Joko menggeleng. "Gak aku tetesin langsung aku tuang gitu aja."

Lina mendengkus kesal. "Gini nih kalau sok nge-ide. Pakek inisiatif cuci piring segala. Udah tahu gak bisa kenapa masih dilakuin. Malah nambah-nambah pekerjaanku saja."

"Memangnya kenapa sih?"

"Kalau kamu gak bersihkan kotorannya dulu nanti malah nyumbat salurannya. Aku gak mau ribet yah manggil tukang ledeng gara-gara kamu ceroboh."

Joko mendesis. "Baru juga selesai makan sudah dimarah-marahi lagi.
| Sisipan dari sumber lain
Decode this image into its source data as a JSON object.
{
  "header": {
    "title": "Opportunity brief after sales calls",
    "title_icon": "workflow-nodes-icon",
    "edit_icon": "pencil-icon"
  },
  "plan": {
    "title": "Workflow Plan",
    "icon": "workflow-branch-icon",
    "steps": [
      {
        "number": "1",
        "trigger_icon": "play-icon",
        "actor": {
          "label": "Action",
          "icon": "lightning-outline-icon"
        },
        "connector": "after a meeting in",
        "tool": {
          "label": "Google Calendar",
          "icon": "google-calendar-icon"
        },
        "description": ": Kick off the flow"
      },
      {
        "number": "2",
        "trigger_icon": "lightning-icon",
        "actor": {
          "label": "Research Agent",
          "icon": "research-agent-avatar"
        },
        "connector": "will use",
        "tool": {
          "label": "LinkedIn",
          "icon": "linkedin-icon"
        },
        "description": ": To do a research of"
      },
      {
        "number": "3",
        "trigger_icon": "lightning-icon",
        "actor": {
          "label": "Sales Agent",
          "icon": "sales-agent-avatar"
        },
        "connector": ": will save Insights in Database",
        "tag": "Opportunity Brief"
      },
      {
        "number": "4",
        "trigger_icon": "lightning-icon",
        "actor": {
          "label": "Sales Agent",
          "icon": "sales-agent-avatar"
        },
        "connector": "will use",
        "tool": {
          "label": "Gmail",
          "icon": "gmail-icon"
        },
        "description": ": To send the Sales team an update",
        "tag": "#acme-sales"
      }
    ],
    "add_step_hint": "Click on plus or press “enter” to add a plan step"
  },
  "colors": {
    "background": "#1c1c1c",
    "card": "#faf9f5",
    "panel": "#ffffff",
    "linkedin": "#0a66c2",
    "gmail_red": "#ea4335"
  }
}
Kamu lagi datang bulan atau gimana sih?"

"Gak ada urusannya bulan sama aku marah-marah, ya." Lina berdiri membawa piring makannya lalu berjalan ke dapur.

"Jadi, soal Zahro tadi gimana? Kamu belum jawab."

"Dapat tapi gak pernah dipake sama Zahro. Katanya buat Sasti besok kalau sudah besar saja," jawab Lina di kejauhan.

Joko kembali melanjutkan aktivitas malamnya yaitu menonton televisi. Tidak lama Lina menyajikan kopi hitam panas. Lina kembali membereskan meja makan,  juga membersihkan wastafel cuci piring dari cipratan busa sabun karena ulah Joko.

"Hemmmmmm," gumam Lina. Alisnya berkerut.